3 - Address Range NVS: ACPI NVS Memory. This range of addresses is in use or
reserved by the system and must not be used by the operating
system. This range is required to be saved and restored across
an NVS sleep.
5 - Memory to IO translation
0 - Type-static: This resource is memory on the primary and secondary sides of the bridge.
1 - Type-translation: This resource is memory on the secondary side of the bridge and IO on the primary side of the bridge.
6 to 7 - Reserved
These bits are reserved and must be set to zero.
IO Resource (ResourceFlags = 1)
Bit(s)
Meaning
0 to 1 - Range
0 - Reserved.
1 - Non-ISA ranges only. This flag is for bridges on systems with multiple bridges. Setting this
bit means the memory window specified in this descriptor is limited to the non-ISA IO
addresses that fall within the specified window. The non-ISA IO ranges are: n100-n3FF,
n500-n7FF, n900-nBFF, nD00-nFFF. This bit can only be set for bridges entirely
configured through the ACPI namespace.
2 - ISA ranges only. This flag is for bridges on systems with multiple bridges. Setting this bit
means the memory window specified in this descriptor is limited to the ISA IO addresses
that fall within the specified window.

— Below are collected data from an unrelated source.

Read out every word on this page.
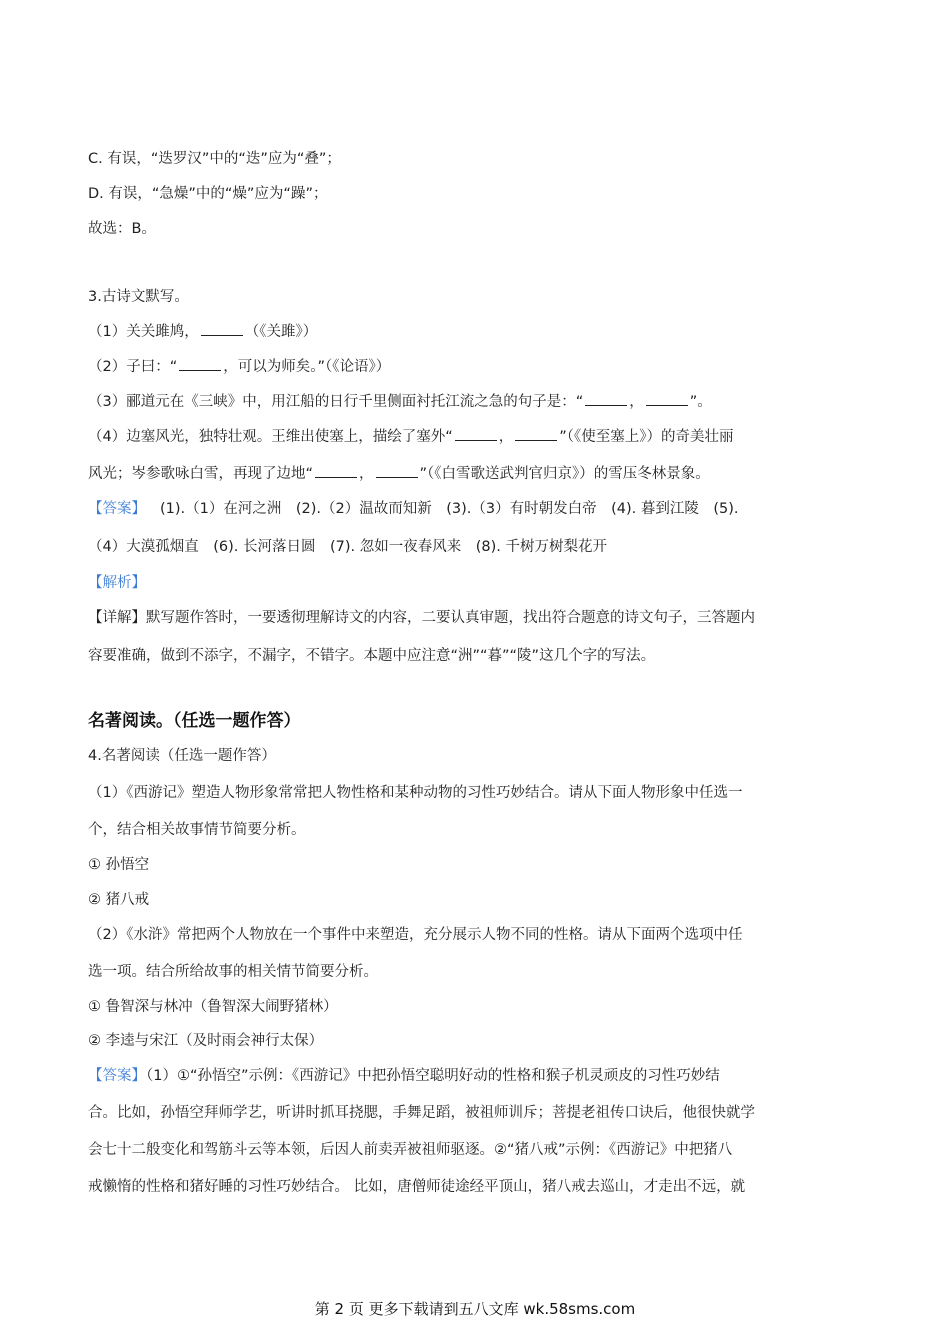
C. 有误，“迭罗汉”中的“迭”应为“叠”；
D. 有误，“急燥”中的“燥”应为“躁”；
故选：B。
3.古诗文默写。
（1）关关雎鸠，	（《关雎》）
（2）子曰：“	，可以为师矣。”（《论语》）
（3）郦道元在《三峡》中，用江船的日行千里侧面衬托江流之急的句子是：“	，	”。
（4）边塞风光，独特壮观。王维出使塞上，描绘了塞外“	，	”（《使至塞上》）的奇美壮丽
风光；岑参歌咏白雪，再现了边地“	，	”（《白雪歌送武判官归京》）的雪压冬林景象。
【答案】 (1).（1）在河之洲　(2).（2）温故而知新　(3).（3）有时朝发白帝　(4). 暮到江陵　(5).
（4）大漠孤烟直　(6). 长河落日圆　(7). 忽如一夜春风来　(8). 千树万树梨花开
【解析】
【详解】默写题作答时，一要透彻理解诗文的内容，二要认真审题，找出符合题意的诗文句子，三答题内
容要准确，做到不添字，不漏字，不错字。本题中应注意“洲”“暮”“陵”这几个字的写法。
名著阅读。（任选一题作答）
4.名著阅读（任选一题作答）
（1）《西游记》塑造人物形象常常把人物性格和某种动物的习性巧妙结合。请从下面人物形象中任选一
个，结合相关故事情节简要分析。
① 孙悟空
② 猪八戒
（2）《水浒》常把两个人物放在一个事件中来塑造，充分展示人物不同的性格。请从下面两个选项中任
选一项。结合所给故事的相关情节简要分析。
① 鲁智深与林冲（鲁智深大闹野猪林）
② 李逵与宋江（及时雨会神行太保）
【答案】（1）①“孙悟空”示例：《西游记》中把孙悟空聪明好动的性格和猴子机灵顽皮的习性巧妙结
合。比如，孙悟空拜师学艺，听讲时抓耳挠腮，手舞足蹈，被祖师训斥；菩提老祖传口诀后，他很快就学
会七十二般变化和驾筋斗云等本领，后因人前卖弄被祖师驱逐。②“猪八戒”示例：《西游记》中把猪八
戒懒惰的性格和猪好睡的习性巧妙结合。 比如，唐僧师徒途经平顶山，猪八戒去巡山，才走出不远，就
第 2 页 更多下载请到五八文库 wk.58sms.com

The ISA IO ranges are: n000-n0FF, n400-n4FF,
n800-n8FF, nC00-nCFF. This bit can only be set for bridges entirely configured through
the ACPI namespace.
3 - The memory window covers the entire range
2 to 3 - Reserved
These bits are reserved and must be set to zero.
4 - IO to memory translation
0 - Type-static: This resource is IO on the primary and secondary sides of the bridge.

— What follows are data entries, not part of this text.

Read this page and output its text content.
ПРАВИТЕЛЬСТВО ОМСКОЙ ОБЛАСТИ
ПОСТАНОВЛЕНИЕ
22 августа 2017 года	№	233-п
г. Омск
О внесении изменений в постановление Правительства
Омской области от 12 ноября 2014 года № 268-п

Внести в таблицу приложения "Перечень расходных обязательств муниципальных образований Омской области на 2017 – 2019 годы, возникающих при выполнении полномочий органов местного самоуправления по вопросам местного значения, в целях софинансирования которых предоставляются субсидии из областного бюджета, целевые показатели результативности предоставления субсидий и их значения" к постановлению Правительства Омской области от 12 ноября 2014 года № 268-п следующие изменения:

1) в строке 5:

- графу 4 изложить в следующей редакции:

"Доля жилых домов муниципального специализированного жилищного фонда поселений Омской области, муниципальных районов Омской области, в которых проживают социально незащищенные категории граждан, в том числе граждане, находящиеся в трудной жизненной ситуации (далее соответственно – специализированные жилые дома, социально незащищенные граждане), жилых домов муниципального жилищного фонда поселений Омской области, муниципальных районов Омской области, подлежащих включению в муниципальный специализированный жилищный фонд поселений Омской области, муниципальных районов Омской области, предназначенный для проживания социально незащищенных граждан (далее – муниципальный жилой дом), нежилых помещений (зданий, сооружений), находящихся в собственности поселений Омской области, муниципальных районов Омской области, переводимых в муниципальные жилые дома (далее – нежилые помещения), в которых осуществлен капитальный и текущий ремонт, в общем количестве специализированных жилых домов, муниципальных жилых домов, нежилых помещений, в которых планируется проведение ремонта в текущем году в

1 - Type-translation: This resource is IO on the secondary side of the bridge and memory on the primary side of the bridge.
5 - Sparse translation
This bit is only meaningful if bit 4 (IO to memory translation) is set.
0 - Dense translation: The primary-side memory address of any specific IO port within the
secondary-side range can be found using the following function.
address = port + TranslationAddress
1 - Sparse translation: The primary-side memory address of any specific IO port within the
secondary-side range can be found using the following function.
In the address used to access the IO port, bits 2 to 11 must be identical
to bits 12 to 21, this gives four bytes of IO ports on each 4 KB page.
6 to 7 - Reserved
These bits are reserved and must be set to zero.
Bus Number Range Resource (ResourceFlags = 2)
Bit(s)
Meaning
0 to 7 - Reserved
These bits are reserved and must be set to zero.
RevisionId
Indicates the revision of the extended address space descriptor detailed by this structure. For ACPI 3.0, this value is 1.
Reserved
Granularity
A bit mask indicating which bits have been decoded.
MinimumAddress
The minimum starting address. For bridges that translate addresses, this is the address space on the secondary side of the bridge.
MaximumAddress
The maximum starting address. For bridges that translate addresses, this is the address space
on the secondary side of the bridge.
TranslationAddress
For bridges that translate addresses across the bridge, this is the
address on the primary side.
AddressLength
The address length.
TypeAttribute
Indicates attributes that are specific to the resource type that is specified in the ResourceFlags member. If ResourceFlags is zero, this value is zero, otherwise the meaning of the value can be found in the UEFI Specification in the section titled GetMemoryMap().